Wagner, el Conde Lemos y el señor Macedo  

         El Conde de Lemos, grande y buen amigo nuestro —nosotros, como los emperadores y como los presidentes de la república, tenemos grandes y buenos amigos—, dialogaba con nosotros en la Inquisición —que estando presente el Conde de Lemos adquiere todas las proporciones de un Jardín de Academos— sobre temas selectos y altísimos. Esto no tendría nada de particular. Pero he aquí que interrumpió nuestra charla el paso del señor Macedo con rumbo a la Cámara de Diputados. Y nosotros saludamos al señor Macedo.
         El Conde sacó el monóculo, se lo ajustó trabajosamente en un ojo y miró al señor Macedo. Luego volvió hacia nosotros:
         —¿A quién saludáis?
         —Al señor Macedo.
         —¿Saludáis al señor Macedo, diputado?
         —Sí.
         —No volveréis a tratar conmigo, entonces. Yo me tuteo con Wagner.
         —¿Y el señor Macedo?
         —Este tal Macedo está excomulgado por Wagner. Se quedará sin conocer El Anillo de los Nibelungos.
         —¡…!
         —Pero, ¿estáis bellacos, amigos míos? ¿No es este señor Macedo el que despotricó contra la Filarmónica y dijo que la música era absolutamente inútil? ¿No es este el enemigo impávido de Beethoven? ¿No es este el impugnador del Claro de Luna? ¿No es este réprobo, el que se ríe de Grieg? ¿Sabe qué es un adagio, sabe qué es un trémolo, sabe qué es una fuga?
         —¡Cualquiera sabe qué es una fuga!
         —No me hagáis chistes bellacos. Respondedme más bien. ¡Este señor Macedo seguramente admira a un tal Penella, autor de Las Musas Latinas!
         —Este señor es efectivamente el enemigo de la Filarmónica. Pero no sabemos si es enemigo de Wagner. ¿Se lo ha dicho a usted Wagner?
         —Wagner no lo toma en cuenta. Lo ha excomulgado por indicación mía. ¡Y a vosotros gacetilleros frívolos os haré excomulgar también si no diatribáis también contra este iconoclasta!
         —Ya le impugnamos una vez.
         —Efectivamente, vosotros y Enrique Barreda le atajasteis el año pasado.

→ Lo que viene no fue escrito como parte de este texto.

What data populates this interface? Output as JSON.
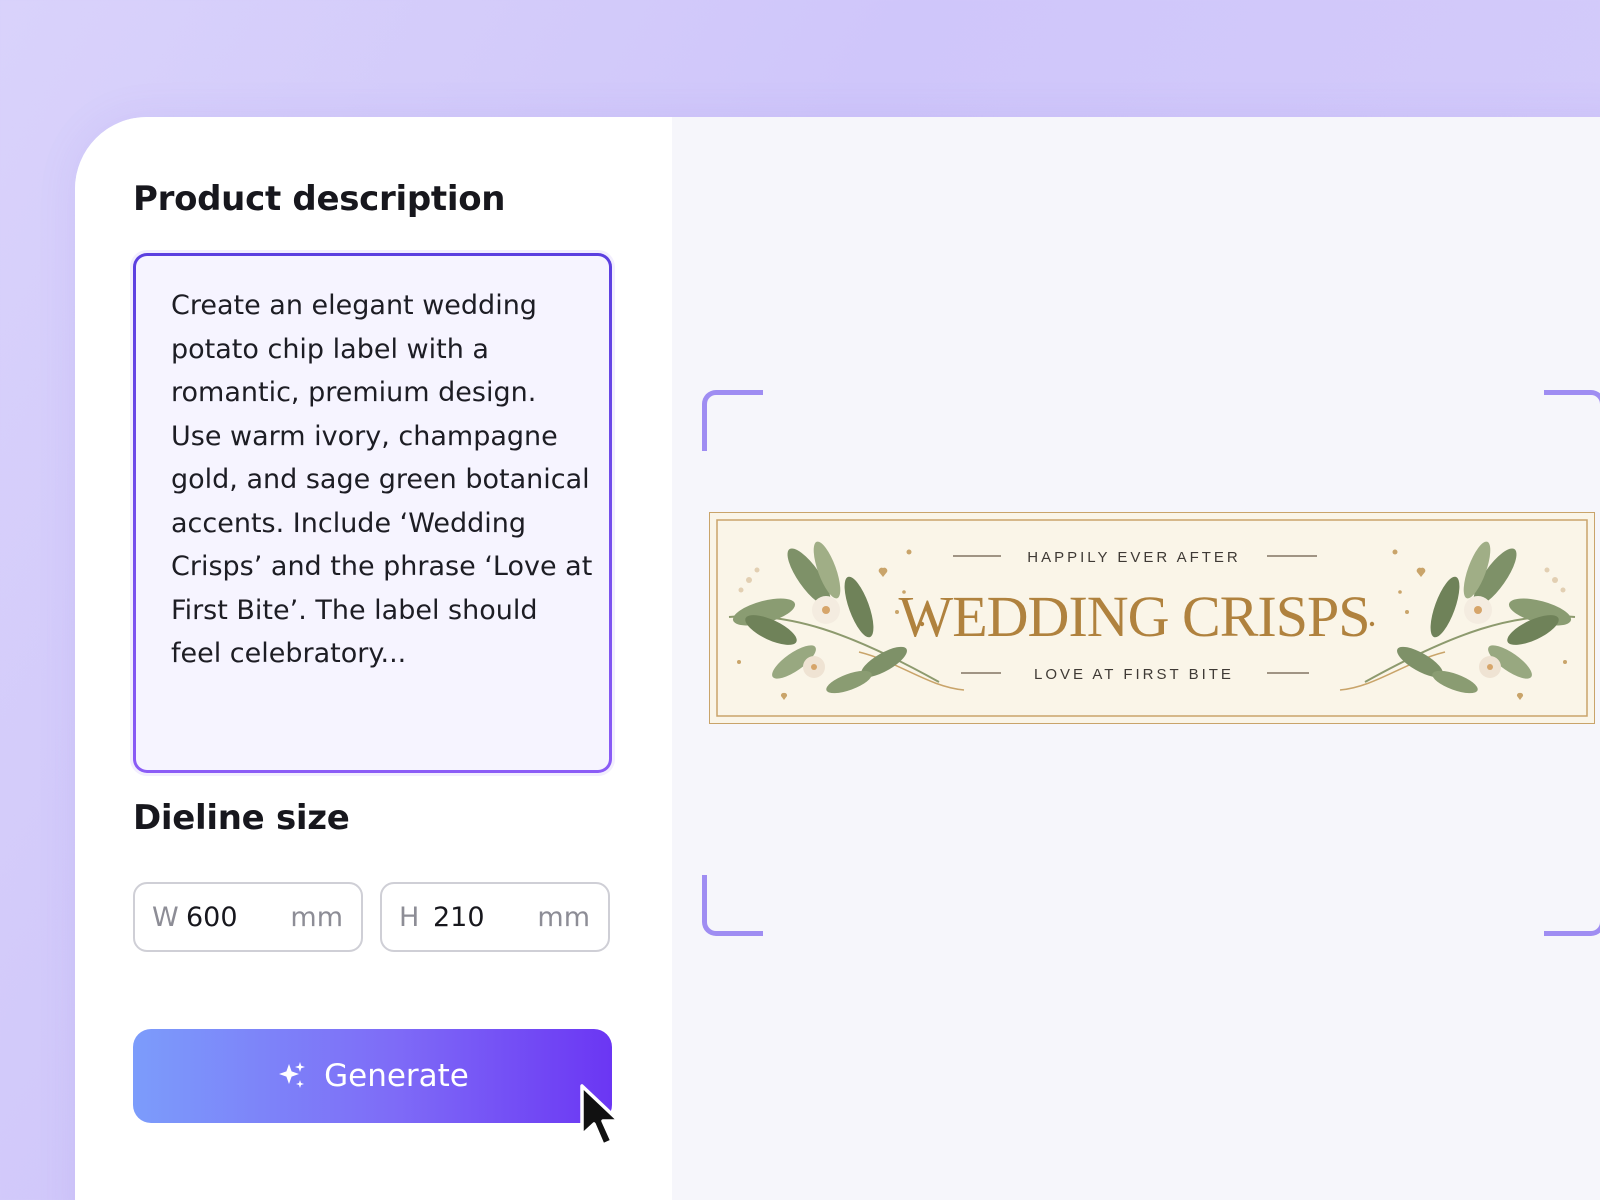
{
  "description_section": {
    "title": "Product description",
    "text": "Create an elegant wedding potato chip label with a romantic, premium design. Use warm ivory, champagne gold, and sage green botanical accents. Include ‘Wedding Crisps’ and the phrase ‘Love at First Bite’. The label should feel celebratory..."
  },
  "dieline_section": {
    "title": "Dieline size",
    "width": {
      "axis": "W",
      "value": "600",
      "unit": "mm"
    },
    "height": {
      "axis": "H",
      "value": "210",
      "unit": "mm"
    }
  },
  "generate_button": {
    "label": "Generate",
    "icon": "sparkle-icon"
  },
  "preview": {
    "tagline_top": "HAPPILY EVER AFTER",
    "product_name": "WEDDING CRISPS",
    "tagline_bottom": "LOVE AT FIRST BITE",
    "colors": {
      "ivory": "#faf5e8",
      "champagne_gold": "#b88a45",
      "sage_green": "#7a8f64"
    }
  },
  "theme": {
    "accent": "#6b36f3",
    "background": "#d6cdfb"
  }
}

Pero el señor Macedo reincide. El señor Macedo se empeña en que el Estado no fomente la música y vosotros que escribís en los periódicos, debéis asaetearle con vuestras plumas.
         El Conde de Lemos se despide solemnemente de nosotros.
         Cuando está ya a algunos pasos se vuelve hacia nosotros y nos grita con voz flaca y anodina:
         —¡De otro modo no oiréis El Anillo de los Nibelungos!¡Os confundirá Quinito Valverde!
         Y se marcha. Nosotros nos quedamos pensando en la invitación que se nos ha hecho. En realidad, el señor Macedo tiene una extraña obsesión contra la música. Abomina a la Filarmónica. Dice pestes de Chopin. Piensa probablemente que sobra a nuestra cultura artística con los conciertos de los trashumantes organillos de alquiler. ¿Orquestas? ¿Virtuosismo?¡Nada!¡Pianitos ambulantes y fonógrafos Pathé!¡Porqué va a gastar el Estado en candideces! Pero, eso sí. No se vaya a suprimir la subvención al club de tiro de la provincia.

Jornada Mansa  

         Los espíritus de combate estaban fatigados ayer en la Cámara joven. Todo era sonreírse y cambiar apretones de manos. El señor Salazar y Oyarzábal cambiaba ideas con el señor Solf y Muro. El señor Ruiz Bravo se paseaba con el señor Criado y Tejada. El señor Solar le decía cumplidos al señor Borda. Aquella era una paz octaviana. Si fuésemos judíos hubiésemos creído en la venida del Mesías.
         Cuando comenzó la sesión, el señor Tudela y Varela habló paternalmente:
         —Todos estamos de acuerdo. Hay que dar el presupuesto de una vez. Si se observa una partida, hablarán solo el diputado que lo haga y un miembro de la comisión de presupuesto. Los demás, chitón.
         El aplauso fue unánime.
         Los diputados de la minoría asintieron con la cabeza. Solo el señor Secada puso el grito en el cielo:
         —¡Yo me quedo solo! ¡Yo no transijo! ¡Yo estoy contra todo el presupuesto! ¡Este presupuesto es un mamarracho! ¡Que se le devuelva al Gobierno!
         El señor Salazar y Oyarzábal se acercó deslizándose entre los escaños:
         —Pero, ¡por Dios!
         —¡Nada! ¡Yo me opongo! ¡Yo no cedo! ¡Hombre! ¡No faltaba más!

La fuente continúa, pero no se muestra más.